BMG sues Anthropic for copyright infringement in Claude training

Music rights company BMG has filed a lawsuit against AI firm Anthropic, alleging unauthorized use of song lyrics to train its Claude chatbot. The complaint claims infringement dates back to Anthropic's founding and involves works by artists including Justin Bieber and Bruno Mars. BMG seeks damages up to $150,000 per infringed work.

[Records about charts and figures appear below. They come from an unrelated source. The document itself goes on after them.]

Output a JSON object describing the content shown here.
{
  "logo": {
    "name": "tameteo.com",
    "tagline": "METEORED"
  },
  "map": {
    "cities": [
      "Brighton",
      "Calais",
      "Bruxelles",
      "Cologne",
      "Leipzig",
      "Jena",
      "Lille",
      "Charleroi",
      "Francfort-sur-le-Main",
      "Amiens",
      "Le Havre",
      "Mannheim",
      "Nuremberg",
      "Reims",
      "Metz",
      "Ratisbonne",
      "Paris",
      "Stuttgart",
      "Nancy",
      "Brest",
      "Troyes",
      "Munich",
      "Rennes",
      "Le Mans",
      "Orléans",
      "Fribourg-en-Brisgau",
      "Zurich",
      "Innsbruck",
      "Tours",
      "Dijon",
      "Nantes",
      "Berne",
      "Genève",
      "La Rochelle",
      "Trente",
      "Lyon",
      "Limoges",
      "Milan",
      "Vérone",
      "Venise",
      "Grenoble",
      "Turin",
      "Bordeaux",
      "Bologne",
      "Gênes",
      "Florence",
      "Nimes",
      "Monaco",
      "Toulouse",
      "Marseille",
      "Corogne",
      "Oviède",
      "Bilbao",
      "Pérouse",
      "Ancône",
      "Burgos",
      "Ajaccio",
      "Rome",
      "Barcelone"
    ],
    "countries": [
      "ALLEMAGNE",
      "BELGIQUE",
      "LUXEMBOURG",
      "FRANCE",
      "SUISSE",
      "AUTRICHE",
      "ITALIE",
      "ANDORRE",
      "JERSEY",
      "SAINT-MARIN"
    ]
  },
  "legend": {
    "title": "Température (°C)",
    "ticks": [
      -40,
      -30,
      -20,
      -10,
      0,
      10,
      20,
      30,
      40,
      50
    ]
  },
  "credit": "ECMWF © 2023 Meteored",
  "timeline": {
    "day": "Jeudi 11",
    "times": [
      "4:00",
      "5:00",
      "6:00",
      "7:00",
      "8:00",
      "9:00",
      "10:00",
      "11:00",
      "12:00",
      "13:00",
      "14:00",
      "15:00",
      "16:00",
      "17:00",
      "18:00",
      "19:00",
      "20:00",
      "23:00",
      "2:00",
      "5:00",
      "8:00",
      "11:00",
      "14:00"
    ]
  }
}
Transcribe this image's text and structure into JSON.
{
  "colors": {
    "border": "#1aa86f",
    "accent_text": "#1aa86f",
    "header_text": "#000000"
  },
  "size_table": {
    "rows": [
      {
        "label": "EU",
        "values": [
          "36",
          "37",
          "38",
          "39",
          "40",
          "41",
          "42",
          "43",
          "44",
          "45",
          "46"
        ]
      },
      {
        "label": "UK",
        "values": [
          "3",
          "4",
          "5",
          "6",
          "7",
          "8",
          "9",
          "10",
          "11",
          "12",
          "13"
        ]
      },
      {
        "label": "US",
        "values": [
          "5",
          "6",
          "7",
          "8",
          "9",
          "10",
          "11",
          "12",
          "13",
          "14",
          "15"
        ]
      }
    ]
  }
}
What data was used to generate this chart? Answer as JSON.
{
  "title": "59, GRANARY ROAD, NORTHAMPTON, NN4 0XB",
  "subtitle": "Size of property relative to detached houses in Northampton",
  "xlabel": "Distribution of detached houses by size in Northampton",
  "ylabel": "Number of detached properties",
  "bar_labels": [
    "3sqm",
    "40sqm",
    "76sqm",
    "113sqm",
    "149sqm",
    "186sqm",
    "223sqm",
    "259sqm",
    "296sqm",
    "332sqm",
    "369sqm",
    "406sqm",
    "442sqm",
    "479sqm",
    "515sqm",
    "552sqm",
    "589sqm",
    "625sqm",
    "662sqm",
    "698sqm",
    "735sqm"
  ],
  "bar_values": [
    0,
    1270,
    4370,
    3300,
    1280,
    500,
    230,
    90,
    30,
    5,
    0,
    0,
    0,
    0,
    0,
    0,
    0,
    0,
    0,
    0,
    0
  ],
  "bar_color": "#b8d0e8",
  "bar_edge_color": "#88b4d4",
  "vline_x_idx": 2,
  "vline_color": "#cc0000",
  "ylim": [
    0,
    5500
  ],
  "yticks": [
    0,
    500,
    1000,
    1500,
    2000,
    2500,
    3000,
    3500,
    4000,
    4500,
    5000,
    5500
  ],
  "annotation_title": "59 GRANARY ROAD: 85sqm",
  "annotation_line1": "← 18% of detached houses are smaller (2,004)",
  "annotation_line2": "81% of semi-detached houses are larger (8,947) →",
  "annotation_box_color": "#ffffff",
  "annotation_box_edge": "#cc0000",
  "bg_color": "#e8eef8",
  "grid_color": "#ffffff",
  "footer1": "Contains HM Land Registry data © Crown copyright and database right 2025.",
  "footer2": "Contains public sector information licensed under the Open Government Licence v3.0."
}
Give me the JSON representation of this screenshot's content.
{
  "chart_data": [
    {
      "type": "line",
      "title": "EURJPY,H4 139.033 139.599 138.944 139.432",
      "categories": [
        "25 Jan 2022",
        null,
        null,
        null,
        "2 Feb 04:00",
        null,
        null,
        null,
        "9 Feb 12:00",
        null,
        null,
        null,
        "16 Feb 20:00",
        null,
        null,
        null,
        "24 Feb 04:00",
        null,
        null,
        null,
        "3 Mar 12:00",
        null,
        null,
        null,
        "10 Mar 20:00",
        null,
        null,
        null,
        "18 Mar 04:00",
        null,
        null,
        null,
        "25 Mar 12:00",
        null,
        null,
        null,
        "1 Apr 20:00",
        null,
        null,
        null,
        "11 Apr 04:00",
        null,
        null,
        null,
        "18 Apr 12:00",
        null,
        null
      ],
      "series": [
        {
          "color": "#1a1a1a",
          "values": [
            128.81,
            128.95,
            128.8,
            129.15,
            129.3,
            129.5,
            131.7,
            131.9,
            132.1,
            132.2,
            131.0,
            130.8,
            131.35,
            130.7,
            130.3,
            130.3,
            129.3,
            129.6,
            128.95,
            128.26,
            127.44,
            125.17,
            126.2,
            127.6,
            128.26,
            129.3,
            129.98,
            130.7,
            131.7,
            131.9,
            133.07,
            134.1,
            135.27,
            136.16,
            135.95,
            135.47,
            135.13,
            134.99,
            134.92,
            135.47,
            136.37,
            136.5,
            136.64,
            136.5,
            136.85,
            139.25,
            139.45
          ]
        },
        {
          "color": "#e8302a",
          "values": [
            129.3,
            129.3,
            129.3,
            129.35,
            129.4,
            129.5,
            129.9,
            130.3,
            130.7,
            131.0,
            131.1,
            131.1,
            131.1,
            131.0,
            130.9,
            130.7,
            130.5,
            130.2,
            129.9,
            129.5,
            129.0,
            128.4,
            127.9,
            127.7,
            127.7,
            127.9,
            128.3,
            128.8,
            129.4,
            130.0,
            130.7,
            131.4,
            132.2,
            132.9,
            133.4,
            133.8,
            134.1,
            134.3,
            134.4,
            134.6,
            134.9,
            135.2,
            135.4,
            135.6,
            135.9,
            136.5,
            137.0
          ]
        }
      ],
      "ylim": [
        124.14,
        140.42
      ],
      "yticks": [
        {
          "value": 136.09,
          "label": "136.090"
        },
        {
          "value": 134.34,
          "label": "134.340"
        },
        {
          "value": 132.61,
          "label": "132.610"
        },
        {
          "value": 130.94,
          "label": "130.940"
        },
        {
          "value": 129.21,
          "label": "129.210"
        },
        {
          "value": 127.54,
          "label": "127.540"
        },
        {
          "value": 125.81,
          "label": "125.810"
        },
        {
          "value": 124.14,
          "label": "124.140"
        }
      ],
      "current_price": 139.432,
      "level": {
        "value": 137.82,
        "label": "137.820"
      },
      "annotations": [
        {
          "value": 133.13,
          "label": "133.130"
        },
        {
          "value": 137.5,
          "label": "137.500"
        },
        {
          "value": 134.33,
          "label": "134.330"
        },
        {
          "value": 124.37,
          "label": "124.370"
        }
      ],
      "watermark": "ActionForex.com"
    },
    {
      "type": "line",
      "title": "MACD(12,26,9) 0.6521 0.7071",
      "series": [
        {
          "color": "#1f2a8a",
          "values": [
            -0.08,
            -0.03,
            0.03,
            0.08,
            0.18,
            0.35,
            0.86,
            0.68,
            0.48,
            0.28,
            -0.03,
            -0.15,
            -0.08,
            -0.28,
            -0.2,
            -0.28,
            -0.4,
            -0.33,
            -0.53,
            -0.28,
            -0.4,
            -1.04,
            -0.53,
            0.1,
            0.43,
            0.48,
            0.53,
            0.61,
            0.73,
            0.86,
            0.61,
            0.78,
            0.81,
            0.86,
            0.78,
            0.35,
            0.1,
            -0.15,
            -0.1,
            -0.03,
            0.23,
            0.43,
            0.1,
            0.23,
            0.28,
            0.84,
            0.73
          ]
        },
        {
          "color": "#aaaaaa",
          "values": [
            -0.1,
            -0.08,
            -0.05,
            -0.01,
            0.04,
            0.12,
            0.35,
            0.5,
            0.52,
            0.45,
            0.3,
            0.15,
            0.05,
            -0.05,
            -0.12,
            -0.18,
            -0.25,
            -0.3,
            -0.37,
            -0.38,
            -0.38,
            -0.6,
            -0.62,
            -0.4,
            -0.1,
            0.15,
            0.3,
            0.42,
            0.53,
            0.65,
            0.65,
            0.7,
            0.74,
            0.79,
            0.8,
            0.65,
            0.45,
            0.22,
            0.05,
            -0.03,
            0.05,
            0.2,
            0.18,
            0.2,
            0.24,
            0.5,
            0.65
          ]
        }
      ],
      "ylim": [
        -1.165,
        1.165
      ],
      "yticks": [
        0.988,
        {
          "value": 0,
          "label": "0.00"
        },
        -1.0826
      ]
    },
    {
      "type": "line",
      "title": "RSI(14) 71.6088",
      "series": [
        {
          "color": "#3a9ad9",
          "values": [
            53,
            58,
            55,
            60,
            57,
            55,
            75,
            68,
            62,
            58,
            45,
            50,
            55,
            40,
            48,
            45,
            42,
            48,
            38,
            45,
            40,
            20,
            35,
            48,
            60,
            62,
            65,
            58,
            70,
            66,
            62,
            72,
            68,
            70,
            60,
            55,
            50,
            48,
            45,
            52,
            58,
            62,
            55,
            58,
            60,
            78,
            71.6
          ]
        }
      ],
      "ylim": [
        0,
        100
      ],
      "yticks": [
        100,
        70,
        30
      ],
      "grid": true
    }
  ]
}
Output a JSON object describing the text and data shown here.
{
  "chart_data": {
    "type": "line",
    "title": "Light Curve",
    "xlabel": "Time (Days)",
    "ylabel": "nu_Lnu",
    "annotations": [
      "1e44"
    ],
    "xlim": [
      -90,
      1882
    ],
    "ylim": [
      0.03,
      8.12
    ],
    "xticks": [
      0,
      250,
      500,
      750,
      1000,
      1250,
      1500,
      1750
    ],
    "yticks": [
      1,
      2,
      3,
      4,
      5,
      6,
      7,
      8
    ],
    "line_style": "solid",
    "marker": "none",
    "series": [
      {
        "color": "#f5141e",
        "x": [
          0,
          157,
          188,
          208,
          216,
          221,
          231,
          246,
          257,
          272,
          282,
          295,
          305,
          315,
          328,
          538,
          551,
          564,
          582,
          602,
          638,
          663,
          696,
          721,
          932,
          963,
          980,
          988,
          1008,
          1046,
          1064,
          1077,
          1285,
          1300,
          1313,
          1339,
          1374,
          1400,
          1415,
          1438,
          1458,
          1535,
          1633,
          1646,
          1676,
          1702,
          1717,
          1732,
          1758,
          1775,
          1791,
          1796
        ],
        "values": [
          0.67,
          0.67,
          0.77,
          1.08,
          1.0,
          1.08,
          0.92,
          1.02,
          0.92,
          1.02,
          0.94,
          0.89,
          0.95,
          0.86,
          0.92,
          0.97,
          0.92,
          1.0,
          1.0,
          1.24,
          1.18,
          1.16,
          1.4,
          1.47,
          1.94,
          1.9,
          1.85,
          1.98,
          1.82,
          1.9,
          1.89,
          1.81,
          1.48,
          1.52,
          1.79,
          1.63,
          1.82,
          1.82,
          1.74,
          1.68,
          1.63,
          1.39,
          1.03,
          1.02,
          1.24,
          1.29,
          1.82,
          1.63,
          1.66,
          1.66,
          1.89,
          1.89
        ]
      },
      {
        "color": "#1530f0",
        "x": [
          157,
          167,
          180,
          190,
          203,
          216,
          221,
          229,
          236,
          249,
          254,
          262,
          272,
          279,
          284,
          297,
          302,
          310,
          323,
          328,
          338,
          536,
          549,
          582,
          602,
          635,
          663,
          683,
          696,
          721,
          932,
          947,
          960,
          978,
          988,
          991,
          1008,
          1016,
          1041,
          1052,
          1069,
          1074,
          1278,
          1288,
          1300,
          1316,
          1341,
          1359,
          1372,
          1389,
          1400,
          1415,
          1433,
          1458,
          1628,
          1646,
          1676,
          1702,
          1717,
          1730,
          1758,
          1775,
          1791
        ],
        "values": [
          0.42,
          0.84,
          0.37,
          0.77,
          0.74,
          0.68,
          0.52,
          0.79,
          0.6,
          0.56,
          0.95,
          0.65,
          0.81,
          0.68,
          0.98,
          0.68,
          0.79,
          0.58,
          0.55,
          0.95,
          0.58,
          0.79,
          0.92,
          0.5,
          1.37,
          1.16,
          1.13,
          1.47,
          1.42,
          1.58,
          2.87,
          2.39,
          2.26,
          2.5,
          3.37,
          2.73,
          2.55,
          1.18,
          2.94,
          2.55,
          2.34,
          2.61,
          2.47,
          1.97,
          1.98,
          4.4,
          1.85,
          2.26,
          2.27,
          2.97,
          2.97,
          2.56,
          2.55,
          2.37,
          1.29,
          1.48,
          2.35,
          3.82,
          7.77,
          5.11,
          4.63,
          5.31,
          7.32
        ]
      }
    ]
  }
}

BMG filed the lawsuit on March 17, 2026, in federal court in California, accusing Anthropic of copyright infringement by using lyrics from BMG-managed compositions to train Claude. The 47-page complaint details how Anthropic allegedly scraped text from public websites, illegal pirate libraries, MusicMatch, LyricFind, and sheet music books since its 2021 founding by former OpenAI staffers. Specific examples include Claude outputting significant portions of lyrics to Bruno Mars' 'Uptown Funk,' the Rolling Stones' 'You Can’t Always Get What You Want,' Louis Armstrong’s 'What A Wonderful World,' Ariana Grande’s '7 Rings,' and 3 Doors Down’s 'Kryptonite.' Even prompts for original lyrics reportedly generate derivatives or mash-ups based on these works, the suit claims. A non-exhaustive list in the complaint identifies 467 allegedly infringed songs, potentially leading to at least $70 million in damages at the statutory maximum of $150,000 per work. BMG states it sent a cease-and-desist letter in December 2025, which Anthropic did not answer, and never authorized the use. 'Anthropic has blatantly violated the copyright laws and caused direct harm to BMG and the songwriters it proudly represents,' the lawsuit reads. 'Generations of inventors have brought revolutionary new products to market while complying with copyright law. Anthropic’s rapid development of its new technology is no excuse for its egregious law-breaking.' A BMG spokesperson added, 'Protecting the rights of those who entrust their life’s work to BMG is essential... copyright protection and fair remuneration are non-negotiable.' The suit also alleges secondary liability for users' infringements and seeks disclosure of Anthropic's training data. This follows similar cases by Universal Music Publishing Group, Concord Music, and ABKCO Music since 2023. Anthropic, recently valued at $380 billion after raising $30 billion, did not comment. It maintains fair use defenses in ongoing litigation.